Monday, March 26, 2012

1203.5217 (Joseph F. Fitzsimons et al.)

Unconditionally verifiable blind computation    [PDF]

Joseph F. Fitzsimons, Elham Kashefi
Blind Quantum Computing (BQC) allows a client to have a server carry out a quantum computation for them such that the client's input, output and computation remain private. Recently the authors together with Broadbent proposed a universal unconditionally secure BQC scheme where the client only needs to be able to prepare single qubits in separable states randomly chosen from a finite set and send them to the server, who has the balance of the required quantum computational resources. A desirable property for any BQC protocol is verification, whereby the client can verify with high probability whether the server has followed the instructions of the protocol, or if there has been some deviation resulting in a corrupted output state.
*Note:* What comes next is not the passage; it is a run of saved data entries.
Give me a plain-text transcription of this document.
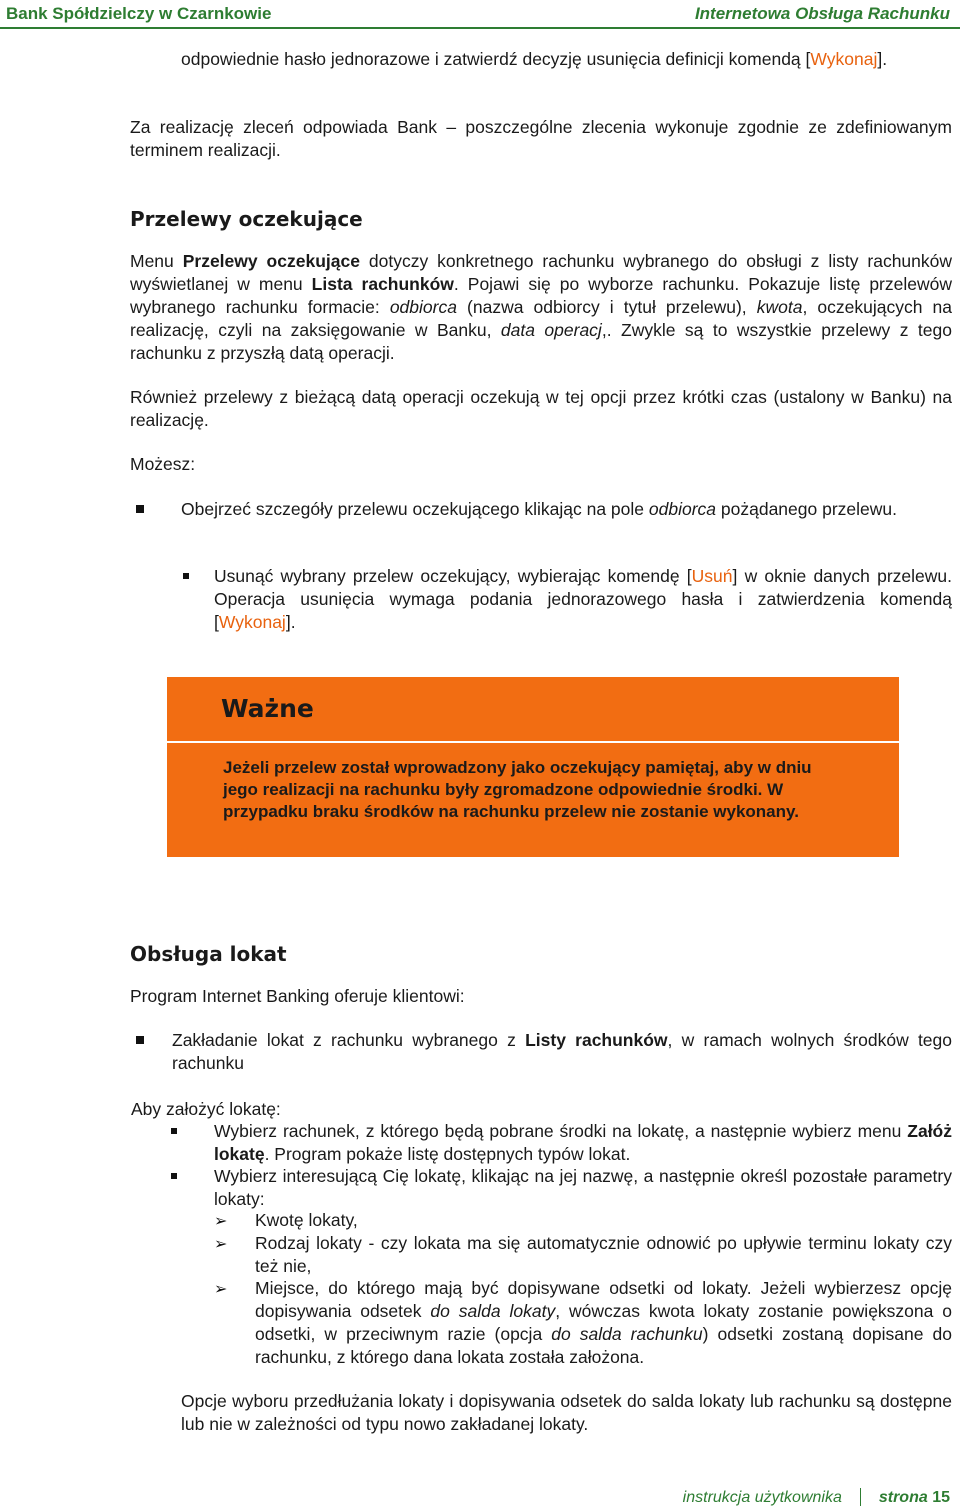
Bank Spółdzielczy w Czarnkowie	Internetowa Obsługa Rachunku
odpowiednie hasło jednorazowe i zatwierdź decyzję usunięcia definicji komendą [Wykonaj].
Za realizację zleceń odpowiada Bank – poszczególne zlecenia wykonuje zgodnie ze zdefiniowanym terminem realizacji.
Przelewy oczekujące
Menu Przelewy oczekujące dotyczy konkretnego rachunku wybranego do obsługi z listy rachunków wyświetlanej w menu Lista rachunków. Pojawi się po wyborze rachunku. Pokazuje listę przelewów wybranego rachunku formacie: odbiorca (nazwa odbiorcy i tytuł przelewu), kwota, oczekujących na realizację, czyli na zaksięgowanie w Banku, data operacj,. Zwykle są to wszystkie przelewy z tego rachunku z przyszłą datą operacji.
Również przelewy z bieżącą datą operacji oczekują w tej opcji przez krótki czas (ustalony w Banku) na realizację.
Możesz:
Obejrzeć szczegóły przelewu oczekującego klikając na pole odbiorca pożądanego przelewu.
Usunąć wybrany przelew oczekujący, wybierając komendę [Usuń] w oknie danych przelewu. Operacja usunięcia wymaga podania jednorazowego hasła i zatwierdzenia komendą [Wykonaj].
Ważne
Jeżeli przelew został wprowadzony jako oczekujący pamiętaj, aby w dniu jego realizacji na rachunku były zgromadzone odpowiednie środki. W przypadku braku środków na rachunku przelew nie zostanie wykonany.
Obsługa lokat
Program Internet Banking oferuje klientowi:
Zakładanie lokat z rachunku wybranego z Listy rachunków, w ramach wolnych środków tego rachunku
Aby założyć lokatę:
Wybierz rachunek, z którego będą pobrane środki na lokatę, a następnie wybierz menu Załóż lokatę. Program pokaże listę dostępnych typów lokat.
Wybierz interesującą Cię lokatę, klikając na jej nazwę, a następnie określ pozostałe parametry lokaty:
➢ Kwotę lokaty,
➢ Rodzaj lokaty - czy lokata ma się automatycznie odnowić po upływie terminu lokaty czy też nie,
➢ Miejsce, do którego mają być dopisywane odsetki od lokaty. Jeżeli wybierzesz opcję dopisywania odsetek do salda lokaty, wówczas kwota lokaty zostanie powiększona o odsetki, w przeciwnym razie (opcja do salda rachunku) odsetki zostaną dopisane do rachunku, z którego dana lokata została założona.
Opcje wyboru przedłużania lokaty i dopisywania odsetek do salda lokaty lub rachunku są dostępne lub nie w zależności od typu nowo zakładanej lokaty.
instrukcja użytkownika strona 15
A verifiable BQC protocol can be viewed as an interactive proof system leading to consequences for complexity theory. In this paper we extend the BQC protocol presented in [Broadbent, Fitzsimons and Kashefi, FOCS 2009 p517] with new functionality allowing blind computational basis measurements, which we use to construct a new verifiable universal BQC protocol based on a new class of resource states. We rigorously prove that the probability of detecting an incorrect output is exponentially small in a security parameter, while resource overhead remains polynomial in this parameter. The new resource state allows entangling gates to be performed between arbitrary pairs of logical qubits with only constant overhead. This is a significant improvement on the original scheme, which required that all computations to be performed must first be put into a nearest neighbour form, incurring linear overhead in the number of qubits. Such an improvement has important consequences for efficiency and fault-tolerance thresholds.